また、他のユーザーとの音声モデル共有については、以下の通りです。

出典:Privacy Policy(https://elevenlabs.io/ja/privacy-policy

日本語訳:
他者があなたの音声モデルを使用して合成音声を生成することを許可する:ボイスライブラリであなたの音声モデルを他のユーザーが利用できるようにし、あなたの声に似た合成音声を生成できるようにすることを決定でき、この目的のためにあなたの音声データ(音声モデルを含む)を処理します。

法的根拠: この処理は「同意」に基づいて行われます(You have provided your consent)。

Voice Libraryの詳細な商用利用条件については、ElevenLabsの公式サイトで最新情報をご確認ください。

まとめ

ElevenLabsは最先端の音声合成技術を提供するAIプラットフォームとして、多くの可能性を秘めています。商用利用については、無料プランでは明確に禁止されているものの、月額わずか5ドルのStarterプランから商用利用が可能となります。有料プランでは生成された音声コンテンツの権利がユーザーに帰属し、YouTubeでの収益化、広告制作、ポッドキャスト配信など幅広いビジネス用途で活用できます。

ただし、第三者の権利侵害や詐欺的行為、競合サービスの開発などは厳格に禁止されており、特にElevenLabsと競合する音声生成サービスの開発や、生成した音声を他のAIモデルの学習データとして使用することは認められていません。また、Voice Libraryでの音声共有は同意に基づいて行われますが、詳細な商用利用条件については公式サイトでの確認が必要です。

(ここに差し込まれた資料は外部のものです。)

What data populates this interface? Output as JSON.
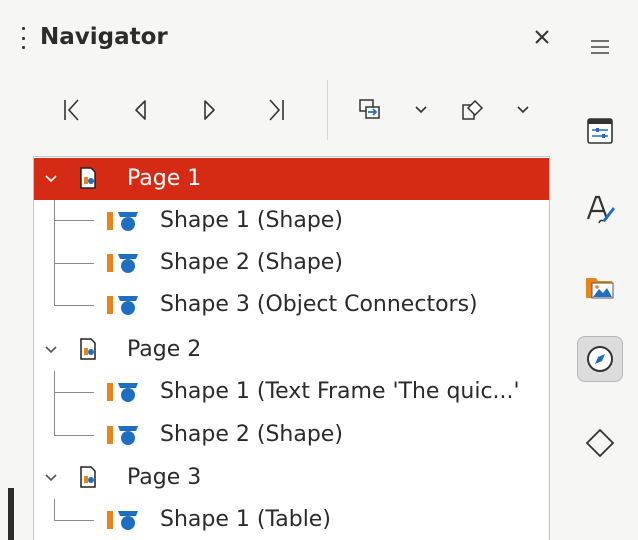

大規模な商用展開や重要なビジネス用途での利用を検討する際は、利用規約や禁止事項を十分に理解した上で、必要に応じて社内の法務担当者や専門家に相談することが重要です。ElevenLabsの高品質な音声合成技術を適切に活用することで、コンテンツ制作やビジネス展開において大きな価値を生み出すことができるでしょう。

本記事は2025年6月時点の情報に基づいて作成されています。生成AI技術は日々進化していますので、最新の情報は各サービスの公式サイトでご確認ください。